Tokyo finit en baisse, limite les dégâts en fin de séance

AWP

1 minutes de lecture

Le Nikkei a cédé 0,59% (-124,05 points) à 21.067,23 points, et l’indice élargi Topix a perdu 0,40% (-6,16 points) à 1.534,98 points.

La Bourse de Tokyo a fini sur une perte modérée mardi après un décrochage de 2% à l’ouverture, une chasse aux bonnes affaires en fin de séance ayant limité l’impact des représailles chinoises aux nouveaux droits de douane américains.

A l’issue des échanges, l’indice Nikkei des 225 valeurs vedettes a cédé 0,59% (124,05 points) à 21.067,23 points, et l’indice élargi Topix de tous les titres du premier tableau a perdu 0,40% (6,16 points) à 1.534,98 points.

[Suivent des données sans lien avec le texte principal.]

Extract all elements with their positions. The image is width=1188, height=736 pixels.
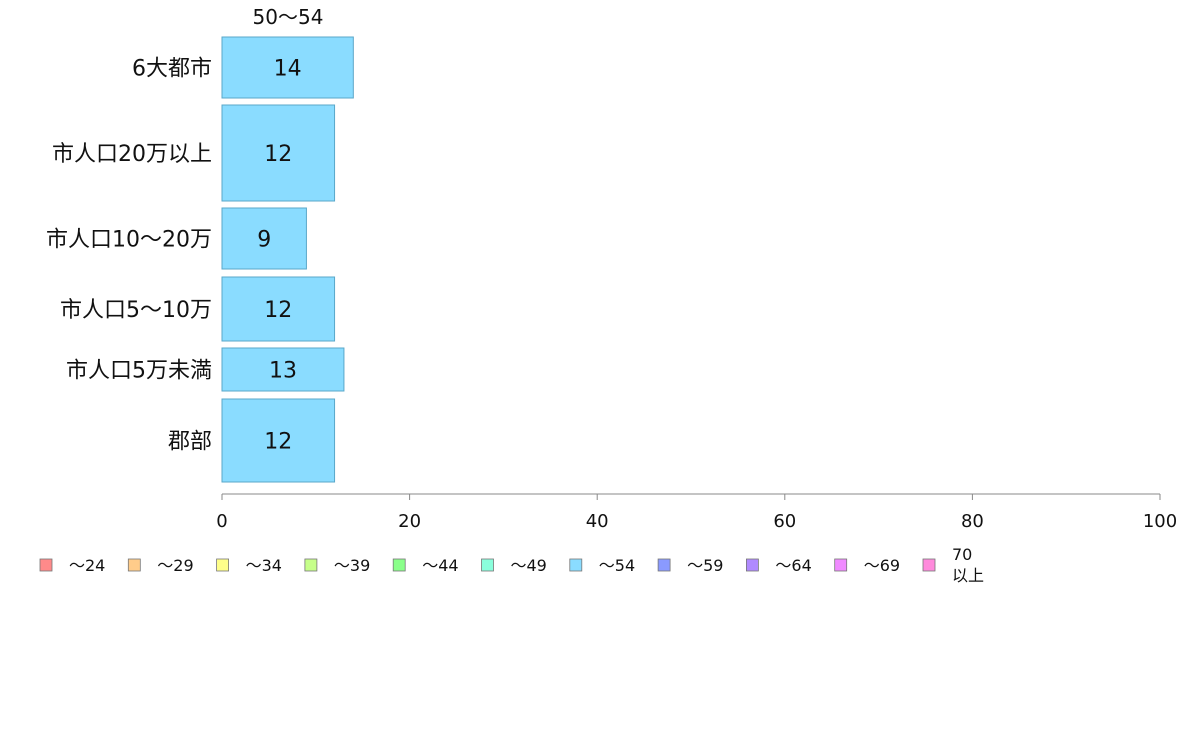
x-tick-label: 0 <box>216 511 227 532</box>
legend-label: ～64 <box>775 556 811 575</box>
legend-swatch <box>569 558 583 572</box>
category-label: 郡部 <box>168 430 212 455</box>
bars-group: 6大都市 14 市人口20万以上 12 市人口10～20万 9 市人口5～10万 12 市人口5… <box>46 36 354 483</box>
category-label: 市人口5万未満 <box>66 359 212 384</box>
bar <box>221 347 345 392</box>
bar <box>221 36 354 99</box>
bar <box>221 398 336 483</box>
legend-swatch <box>657 558 671 572</box>
series-header: 50～54 <box>253 5 324 29</box>
legend-label: ～69 <box>864 556 900 575</box>
x-axis: 0 20 40 60 80 100 <box>216 493 1177 532</box>
bar <box>221 104 336 202</box>
legend-label: ～59 <box>687 556 723 575</box>
category-label: 6大都市 <box>132 57 212 82</box>
legend-swatch <box>922 558 936 572</box>
data-label: 9 <box>257 228 271 253</box>
legend-label: 以上 <box>952 566 984 585</box>
legend-label: ～29 <box>157 556 193 575</box>
category-label: 市人口20万以上 <box>52 142 212 167</box>
legend-swatch <box>834 558 848 572</box>
bar <box>221 207 307 270</box>
x-tick-label: 60 <box>773 511 796 532</box>
legend-label: 70 <box>952 545 972 564</box>
data-label: 12 <box>264 298 292 323</box>
legend-label: ～24 <box>69 556 105 575</box>
legend-swatch <box>746 558 759 572</box>
legend-label: ～34 <box>246 556 282 575</box>
category-label: 市人口5～10万 <box>60 298 212 323</box>
data-label: 13 <box>269 359 297 384</box>
data-label: 14 <box>274 57 302 82</box>
legend-swatch <box>304 558 318 572</box>
legend-swatch <box>127 558 141 572</box>
bar <box>221 276 336 342</box>
category-label: 市人口10～20万 <box>46 228 212 253</box>
legend-label: ～44 <box>422 556 458 575</box>
legend-label: ～54 <box>599 556 635 575</box>
legend: ～24 ～29 ～34 ～39 ～44 ～49 ～54 ～59 ～64 ～69 70 以上 <box>39 545 984 585</box>
data-label: 12 <box>264 430 292 455</box>
x-tick-label: 40 <box>586 511 609 532</box>
x-tick-label: 20 <box>398 511 421 532</box>
legend-swatch <box>216 558 230 572</box>
x-tick-label: 100 <box>1143 511 1177 532</box>
legend-swatch <box>392 558 406 572</box>
legend-swatch <box>39 558 53 572</box>
data-label: 12 <box>264 142 292 167</box>
legend-swatch <box>481 558 494 572</box>
legend-label: ～49 <box>511 556 547 575</box>
x-tick-label: 80 <box>961 511 984 532</box>
legend-label: ～39 <box>334 556 370 575</box>
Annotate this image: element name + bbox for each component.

Du côté des devises, le dollar refluait à 109,62 yens, contre 109,72 yens lundi à la clôture de la place tokyoïte, et l’euro stagnait à 123,21 yens, les deux se redressant légèrement par rapport au début de journée et encourageant ainsi les achats d’actions de groupes exportateurs.

La Bourse de Tokyo en est à six séances négatives de suite depuis la reprise de la cotation le 7 mai après une longue pause de 10 jours pour cause de changement d’ère et d’empereur.

Les tensions commerciales entre la Chine et les Etats-Unis sont la principale raison de cette mauvaise passe, même si Donald Trump fait miroiter un heureux dénouement après un entretien avec son homologue chinois Xi Jinping prévu fin juin en marge du sommet du G20 au Japon.

«Ce sera probablement une rencontre très fructueuse», a indiqué le président américain qui a en outre indiqué qu’aucune décision n’était encore prise sur l’éventualité d’imposer des droits de douane supplémentaires à la quasi totalité des importations venant de Chine.

Plus tôt lundi, le gouvernement chinois avait répliqué à une précédente salve en annonçant que les tarifs douaniers allaient être augmentés, à partir du 1er juin, jetant un nouveau coup de froid sur les places boursières.

Dans ce contexte anxiogène, environ les deux tiers des 225 composantes du Nikkei ont reculé.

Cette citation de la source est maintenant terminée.